In principle, using “spatial filling curves” is one of the most effective ways for 2D search, if you have a regular base with digits. For example, MySQL. Although, I still have the feeling that PostGIS ...
It remains only to load real geometry from the base, and to make more accurate calculations. Various optimizations are possible here, the main one of which is the basis of OSM data - there is no need to check the polygon as a polygon. Polygon is a relation - a set of individual segments. OSM is an almost normal "topological" database. Only small segments can be checked, often common to two likely answers.

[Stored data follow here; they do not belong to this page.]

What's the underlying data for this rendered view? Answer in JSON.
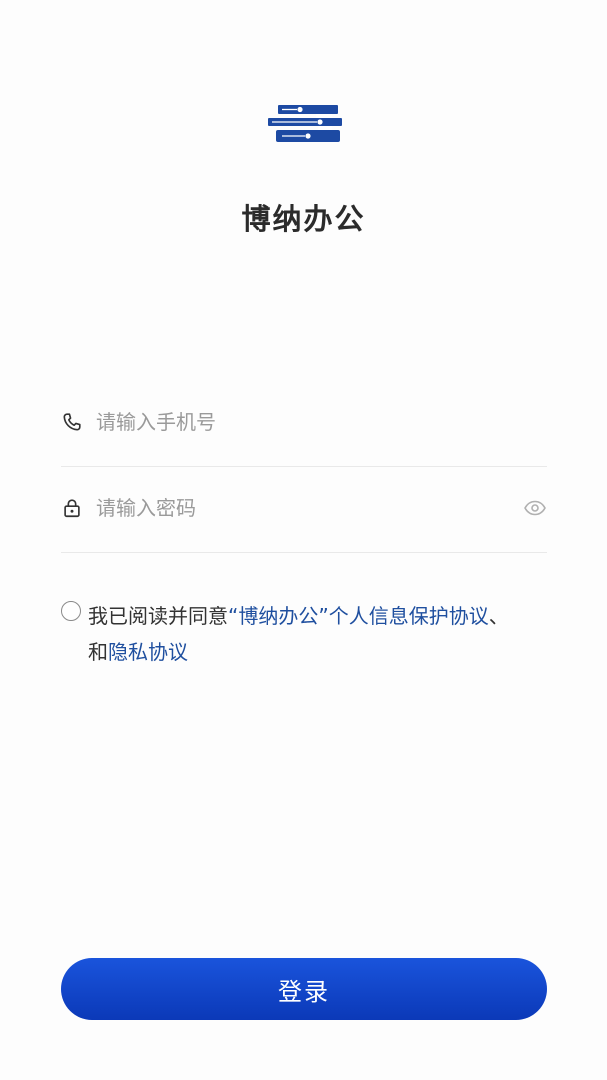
{
  "app": {
    "title": "博纳办公",
    "brand_color": "#1f4f9f"
  },
  "form": {
    "phone_placeholder": "请输入手机号",
    "phone_icon": "phone-icon",
    "password_placeholder": "请输入密码",
    "password_icon": "lock-icon",
    "toggle_visibility_icon": "eye-icon"
  },
  "agreement": {
    "prefix": "我已阅读并同意",
    "link1": "“博纳办公”个人信息保护协议",
    "separator": "、",
    "and": "和",
    "link2": "隐私协议",
    "checked": false
  },
  "actions": {
    "login_label": "登录",
    "button_color": "#0f45c9"
  }
}
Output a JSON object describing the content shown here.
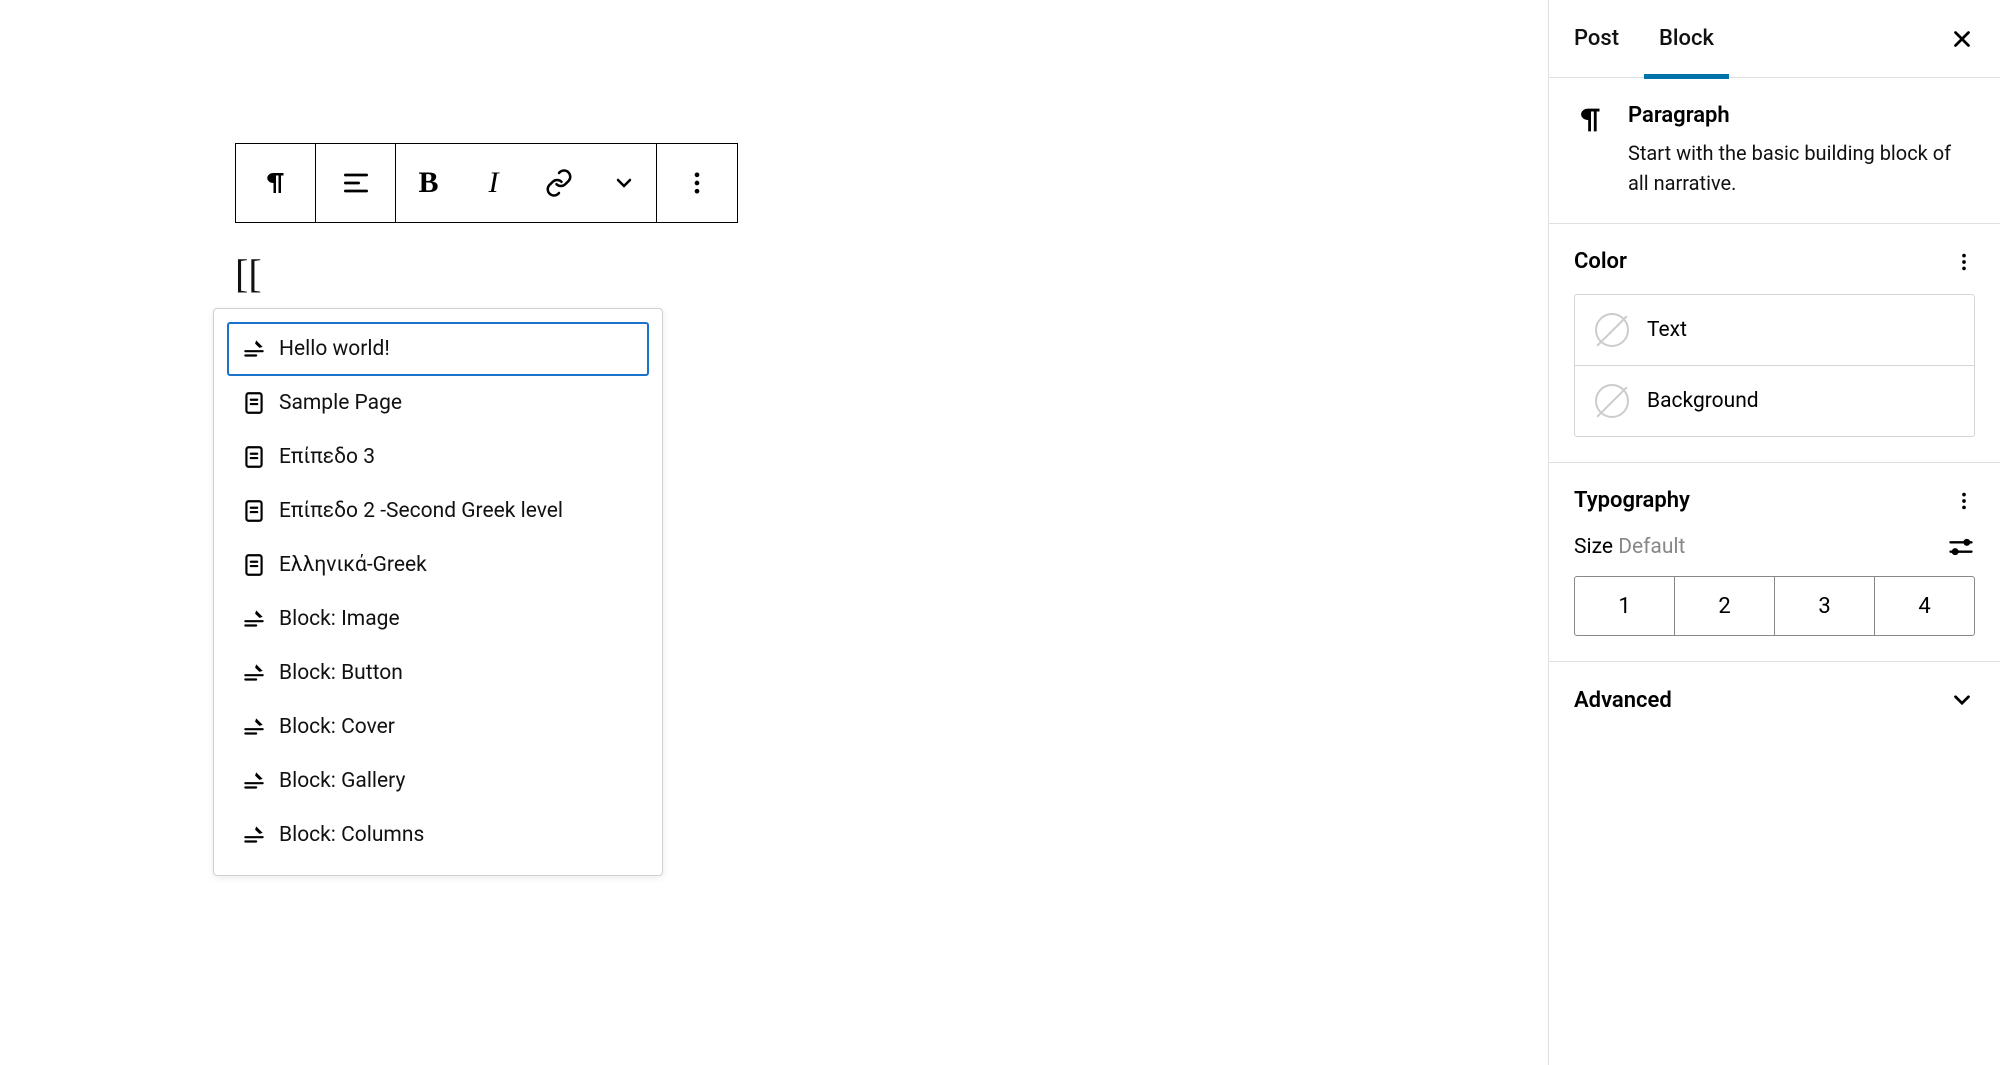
{
  "content_text": "[[",
  "autocomplete": [
    {
      "icon": "post",
      "label": "Hello world!"
    },
    {
      "icon": "page",
      "label": "Sample Page"
    },
    {
      "icon": "page",
      "label": "Επίπεδο 3"
    },
    {
      "icon": "page",
      "label": "Επίπεδο 2 -Second Greek level"
    },
    {
      "icon": "page",
      "label": "Ελληνικά-Greek"
    },
    {
      "icon": "post",
      "label": "Block: Image"
    },
    {
      "icon": "post",
      "label": "Block: Button"
    },
    {
      "icon": "post",
      "label": "Block: Cover"
    },
    {
      "icon": "post",
      "label": "Block: Gallery"
    },
    {
      "icon": "post",
      "label": "Block: Columns"
    }
  ],
  "sidebar": {
    "tabs": {
      "post": "Post",
      "block": "Block"
    },
    "block_name": "Paragraph",
    "block_desc": "Start with the basic building block of all narrative.",
    "color_heading": "Color",
    "color_text": "Text",
    "color_bg": "Background",
    "typo_heading": "Typography",
    "size_label": "Size",
    "size_default": "Default",
    "sizes": [
      "1",
      "2",
      "3",
      "4"
    ],
    "advanced": "Advanced"
  }
}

How fast does it all work? - On a working laptop with concurrency> 10, it turns out about 600RPS. On the battle servers, on the one hand, faster, on the other hand, pings to Germany - 60 ms.
Total in the world has become another reverse geocoder more. It is not like everyone else - it is “verifiable” (the Wikipedia term), gives not only a “textual” description of the location, but also an ID, including from various databases on which to rely. He is not looking for a house, he is not looking for streets - only administrative nesting.
(And only the one that hit the current base. For example, there is no Yekaterinburg, only the urban district.)If you really need a “normal” geckoder, take
Nominatim , which works on top of OSM, or normal geocoders of normal API Maps.
... but then the "spirit of the hunt" will disappear ....If he is alive in you,% username%, then your sacrifice is an example on a feed -
jsfiddle.net/azvjukh8 .
Someone (dadata) such a geocoder may be useful for determining the area of ​​the street. Someone (delivery calculator) to filter locks.
Someone (me) he just allows you to spend your evenings.
Documentation for the response format is available at
https://github.com/esosedi/regions .
You can also read a bit of theory, but practice:
Or collect the gekoder himself:
PS: Restrictions on the sale of alcoholic products were removed on December 18, 2014 (January 5, 2015). Now the Oblast has federal regulations. But this news did not reach the shops in Podolsk, as it did to me.